The Department of Energy should reconsider its proposed rule to increase conservation standards for distribution transformers, 47 U.S. senators said in a June 1 letter to Secretary of Energy Jennifer Granholm. The bipartisan letter was led by Senator Bill Hagerty (R-TN).
On December 28, 2022, DOE announced it was proposing new energy efficiency standards for distribution transformers to improve the resiliency of the grid.
For over a year, the electric sector has been informing DOE about the severity of the supply chain challenges that have prolonged and complicated distribution transformer production and availability.
In announcing the proposed rule, DOE stated it “represents a strategic step to advance the diversification of transformer core technology, which will conserve energy and reduce costs. Almost all transformers produced under the new standard would feature amorphous steel cores, which are significantly more energy efficient than those made of traditional, grain-oriented electrical steel.”
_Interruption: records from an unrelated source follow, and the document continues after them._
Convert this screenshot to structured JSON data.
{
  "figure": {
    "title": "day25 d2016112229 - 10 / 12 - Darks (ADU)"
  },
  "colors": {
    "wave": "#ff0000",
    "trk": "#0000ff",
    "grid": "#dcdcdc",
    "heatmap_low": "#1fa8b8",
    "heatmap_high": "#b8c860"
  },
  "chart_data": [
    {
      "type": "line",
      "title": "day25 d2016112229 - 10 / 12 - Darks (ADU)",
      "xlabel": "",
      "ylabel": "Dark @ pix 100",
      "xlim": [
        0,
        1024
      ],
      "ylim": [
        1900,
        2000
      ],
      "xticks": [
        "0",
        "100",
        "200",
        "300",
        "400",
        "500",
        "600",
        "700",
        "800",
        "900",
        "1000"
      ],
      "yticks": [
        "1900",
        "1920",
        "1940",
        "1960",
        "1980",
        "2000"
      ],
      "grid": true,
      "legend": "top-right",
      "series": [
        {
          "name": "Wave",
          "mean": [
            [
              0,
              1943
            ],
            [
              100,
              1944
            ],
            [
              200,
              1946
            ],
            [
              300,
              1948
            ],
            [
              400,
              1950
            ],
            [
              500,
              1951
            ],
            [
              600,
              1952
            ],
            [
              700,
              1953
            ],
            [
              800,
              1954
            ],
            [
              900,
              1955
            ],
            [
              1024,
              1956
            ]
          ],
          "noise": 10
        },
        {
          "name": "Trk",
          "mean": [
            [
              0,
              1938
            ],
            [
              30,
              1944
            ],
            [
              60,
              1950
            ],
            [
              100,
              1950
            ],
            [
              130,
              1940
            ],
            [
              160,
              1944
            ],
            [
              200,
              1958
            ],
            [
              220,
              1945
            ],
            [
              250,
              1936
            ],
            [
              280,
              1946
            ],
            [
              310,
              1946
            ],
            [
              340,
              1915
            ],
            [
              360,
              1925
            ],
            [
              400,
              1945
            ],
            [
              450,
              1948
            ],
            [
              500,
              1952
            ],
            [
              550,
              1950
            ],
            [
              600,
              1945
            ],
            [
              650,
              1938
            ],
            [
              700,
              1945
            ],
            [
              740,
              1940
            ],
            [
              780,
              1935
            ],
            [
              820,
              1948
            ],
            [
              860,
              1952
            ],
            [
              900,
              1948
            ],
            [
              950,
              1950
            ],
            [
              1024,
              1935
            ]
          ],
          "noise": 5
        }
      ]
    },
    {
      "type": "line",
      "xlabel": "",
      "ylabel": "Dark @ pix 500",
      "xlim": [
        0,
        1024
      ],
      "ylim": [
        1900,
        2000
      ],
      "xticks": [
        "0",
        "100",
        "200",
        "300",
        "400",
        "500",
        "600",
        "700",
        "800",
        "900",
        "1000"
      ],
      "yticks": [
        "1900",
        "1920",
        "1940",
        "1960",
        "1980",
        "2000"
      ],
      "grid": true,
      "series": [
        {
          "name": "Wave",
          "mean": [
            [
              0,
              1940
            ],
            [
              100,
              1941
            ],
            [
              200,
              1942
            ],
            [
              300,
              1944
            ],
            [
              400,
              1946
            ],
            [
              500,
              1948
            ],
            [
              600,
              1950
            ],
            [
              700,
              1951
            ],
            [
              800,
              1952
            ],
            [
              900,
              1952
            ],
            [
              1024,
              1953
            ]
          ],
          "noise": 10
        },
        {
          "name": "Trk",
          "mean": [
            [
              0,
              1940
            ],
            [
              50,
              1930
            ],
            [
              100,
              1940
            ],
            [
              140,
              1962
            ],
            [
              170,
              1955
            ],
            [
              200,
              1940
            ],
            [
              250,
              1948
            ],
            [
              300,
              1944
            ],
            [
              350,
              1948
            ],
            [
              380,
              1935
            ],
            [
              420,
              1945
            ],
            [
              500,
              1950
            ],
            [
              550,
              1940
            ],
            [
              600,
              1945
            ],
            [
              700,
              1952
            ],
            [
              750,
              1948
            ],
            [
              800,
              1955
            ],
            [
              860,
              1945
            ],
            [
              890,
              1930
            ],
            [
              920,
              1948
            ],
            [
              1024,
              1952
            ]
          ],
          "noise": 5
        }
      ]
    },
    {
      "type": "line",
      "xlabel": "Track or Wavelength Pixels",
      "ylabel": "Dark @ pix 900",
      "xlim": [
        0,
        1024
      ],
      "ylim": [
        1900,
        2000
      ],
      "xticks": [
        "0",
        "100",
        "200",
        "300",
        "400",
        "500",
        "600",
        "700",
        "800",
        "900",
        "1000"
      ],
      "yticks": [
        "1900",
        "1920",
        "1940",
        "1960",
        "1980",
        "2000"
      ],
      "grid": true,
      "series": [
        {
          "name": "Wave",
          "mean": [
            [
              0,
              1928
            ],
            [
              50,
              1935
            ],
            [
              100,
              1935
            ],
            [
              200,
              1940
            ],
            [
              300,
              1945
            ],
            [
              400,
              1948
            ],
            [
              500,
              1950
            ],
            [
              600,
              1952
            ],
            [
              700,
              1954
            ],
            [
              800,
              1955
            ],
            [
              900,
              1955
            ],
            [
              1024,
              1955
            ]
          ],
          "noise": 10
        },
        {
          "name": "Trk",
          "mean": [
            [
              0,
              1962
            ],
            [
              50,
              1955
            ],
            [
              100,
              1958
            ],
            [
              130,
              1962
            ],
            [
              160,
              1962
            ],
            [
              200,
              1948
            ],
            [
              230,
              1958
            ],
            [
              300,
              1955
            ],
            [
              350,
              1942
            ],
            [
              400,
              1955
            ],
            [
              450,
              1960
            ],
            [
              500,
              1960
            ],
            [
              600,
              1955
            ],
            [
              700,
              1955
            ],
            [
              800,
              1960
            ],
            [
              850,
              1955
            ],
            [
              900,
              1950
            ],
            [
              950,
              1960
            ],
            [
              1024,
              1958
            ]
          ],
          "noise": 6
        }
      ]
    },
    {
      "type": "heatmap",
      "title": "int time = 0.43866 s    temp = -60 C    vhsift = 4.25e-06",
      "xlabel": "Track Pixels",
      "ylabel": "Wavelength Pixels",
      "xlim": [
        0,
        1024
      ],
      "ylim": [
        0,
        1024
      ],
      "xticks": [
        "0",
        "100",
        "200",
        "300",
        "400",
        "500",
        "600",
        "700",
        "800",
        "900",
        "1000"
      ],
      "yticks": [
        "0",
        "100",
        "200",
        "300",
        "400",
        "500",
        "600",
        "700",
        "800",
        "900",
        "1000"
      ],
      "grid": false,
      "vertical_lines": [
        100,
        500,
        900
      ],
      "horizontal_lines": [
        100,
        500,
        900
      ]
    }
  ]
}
“The availability of critical grid components remains a significant challenge for the electric power industry that could impact national security, grid reliability and resilience, as well as the ability to continue the important work of electrification and grid modernization,” the Senators wrote in their letter.
The proposed rule increases efficiency standards on distribution transformers, critical grid products, which currently are no less than 97.7% energy efficient, “at a time when the industry is struggling due to a significant increase in demand, supply chain issues, and skilled workforce shortage,” they said.
“These factors have made it hard for manufacturers to meet current demand for distribution transformers, creating challenging lead time conditions and concerns regarding grid reliability and resiliency,” the lawmakers noted.
“Further, the proposed rule has introduced uncertainty that prevents utilities from signing long-term contracts and manufacturers from making investment decisions,” the letter said.
The Senators noted that the proposed rule would require all distribution transformers to shift from the industry standard grain-oriented electrical steel (GOES) cores to amorphous steel cores. GOES currently accounts for more than 95 percent of the domestic distribution transformer market and, therefore, manufacturers’ production lines are tooled for designs that use GOES.
“A final rule that adopts DOE’s current proposal could meaningfully worsen the current supply chain shortage by requiring manufacturers to change production lines to less readily available amorphous steel,” the Senators argued.
Currently, the United States only has one domestic producer of amorphous steel. “Moving to amorphous steel cores, as proposed by DOE, would require this sole domestic supplier to rapidly scale operations from its current market share of less than five percent to accommodate the entire distribution transformer market. Such a recalibration of the supply chain will further delay manufacturing production timelines – currently estimated to be a minimum of 18 months to two years,” the lawmakers said.
Between 2020 and 2022, average lead times to procure distribution transformers went from eight to 12 weeks to up to three years. “This multi-fold increase is directly impacting the electric power industry’s grid modernization and reliability efforts, as well as its ability to respond and recover from natural disasters, posing challenges for communities that need to rebuild as well as new development,” the Senators told Granholm.
Senators also expressed concern that requiring the use of amorphous steel for new distribution transformers could put the administration’s electrification goals at risk by exacerbating an existing grid vulnerability. “At the same time, we recognize the numerous and often underappreciated benefits of energy efficiency and support the overall goal of reducing wasteful electrical losses in our distribution grid.”
The lawmakers “believe the most prudent course of action is to let both GOES and amorphous steel cores coexist in the market, as they do today without government mandates, for new installations as we ramp up domestic production and reorient supply chains.”
They urged the DOE “to refrain from promulgating a final rule that will exacerbate transformer shortages at this strategically inopportune time. Such a standard could come at meaningful cost to grid reliability and national security, continuing the clean energy transition, and bolstering domestic supply chains and the workforce.”
Instead, they urged the Department to finalize a rule “that does not exacerbate the shortage in distribution transformers and convene stakeholders across the supply chain to develop consensus-based approach to setting new standards.”
Senators have also asked for a briefing “with your office on the path forward on DOE’s proposal, as well as how to best leverage existing DOE authority to bolster domestic supply chains and help alleviate the current and persisting supply chain challenges facing distribution transformers.”